Certo, esistono posizioni molto avanzate che richiedono una grandissima preparazione, ma lo yoga non è solo quello. Lo yoga è davvero una disciplina per tutti, dai più piccini ai più “maturi”. Un percorso che si può iniziare a qualunque età e che non potrà che apportare grandi benefici.

Molte persone invece sono convinte che fare yoga significhi stare immobili per ore in una stessa posizione. Anche in questo caso, siamo fuori strada. Lo yoga è una disciplina fisica completa. Non mi piace chiamarlo sport perchè è davvero molto, molto più di uno sport. Ma fare yoga non significa certo star seduti a gambe incrociate e basta. Lo yoga è un allenamento vero e proprio che aiuta a mantenersi in forma e ad affrontare a testa alta il tempo che passa.
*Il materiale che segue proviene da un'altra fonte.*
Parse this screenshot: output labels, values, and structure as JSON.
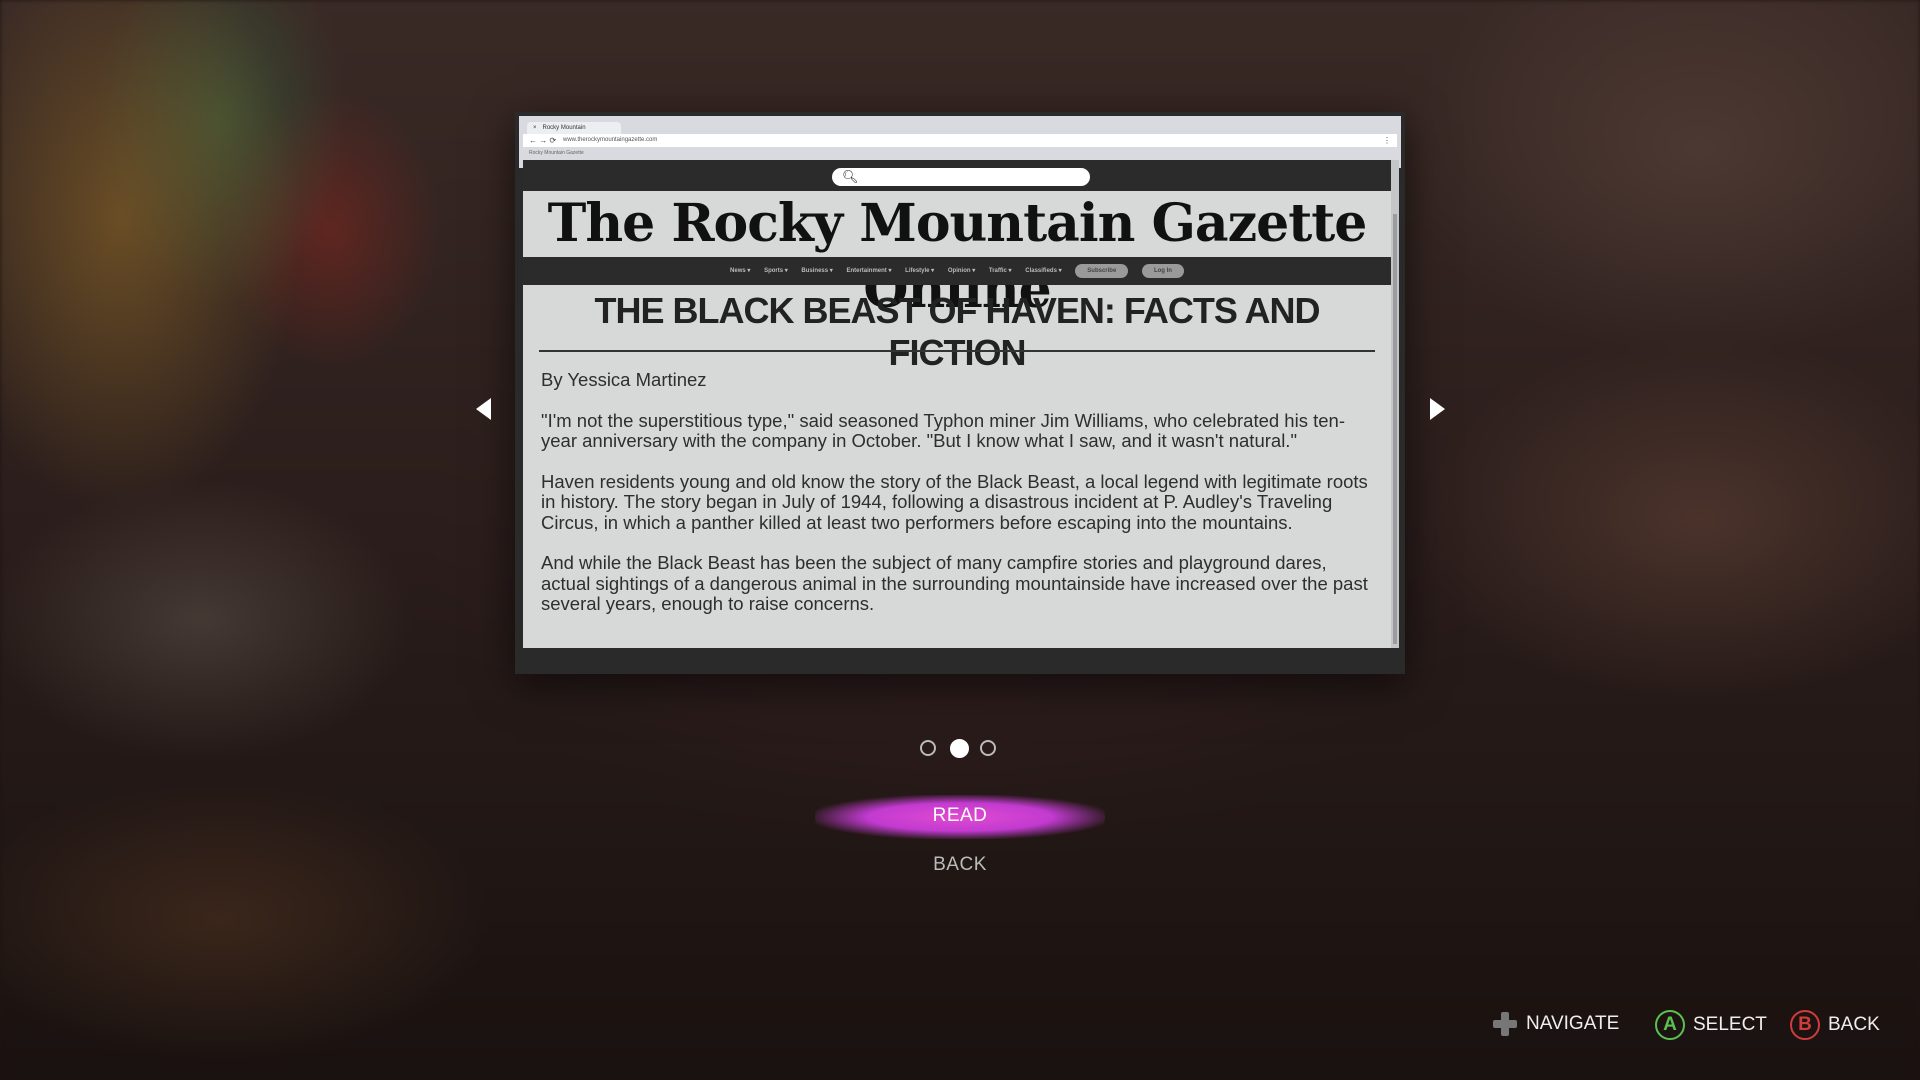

Lo yoga è la ricerca dell’unione tra il corpo e lo spirito. C’è chi la raggiungerà stando seduto immobile per ore, chi invece sceglierà asana dinamiche. Tutte le strade vanno bene, tutte portano a destinazione. E la destinazione siete voi. Il percorso è dolce e va adattato alle esigenze di ciascuno. Forse non arriverete mai a stare in equilibrio sulla testa ma questo non è importante. Lo yoga non è competizione. Lo yoga è vivere qui, ora. Se avete voglia di sdraiarvi, sdraiatevi. Se avete voglia di chiudere gli occhi, chiudeteli. Se siete stanchi, riposatevi. Se siete tesi, scioglietevi. Lo yoga è la ricerca del benessere fisico e spirituale. Non ci sono traguardi: ciò che conta è il percorso.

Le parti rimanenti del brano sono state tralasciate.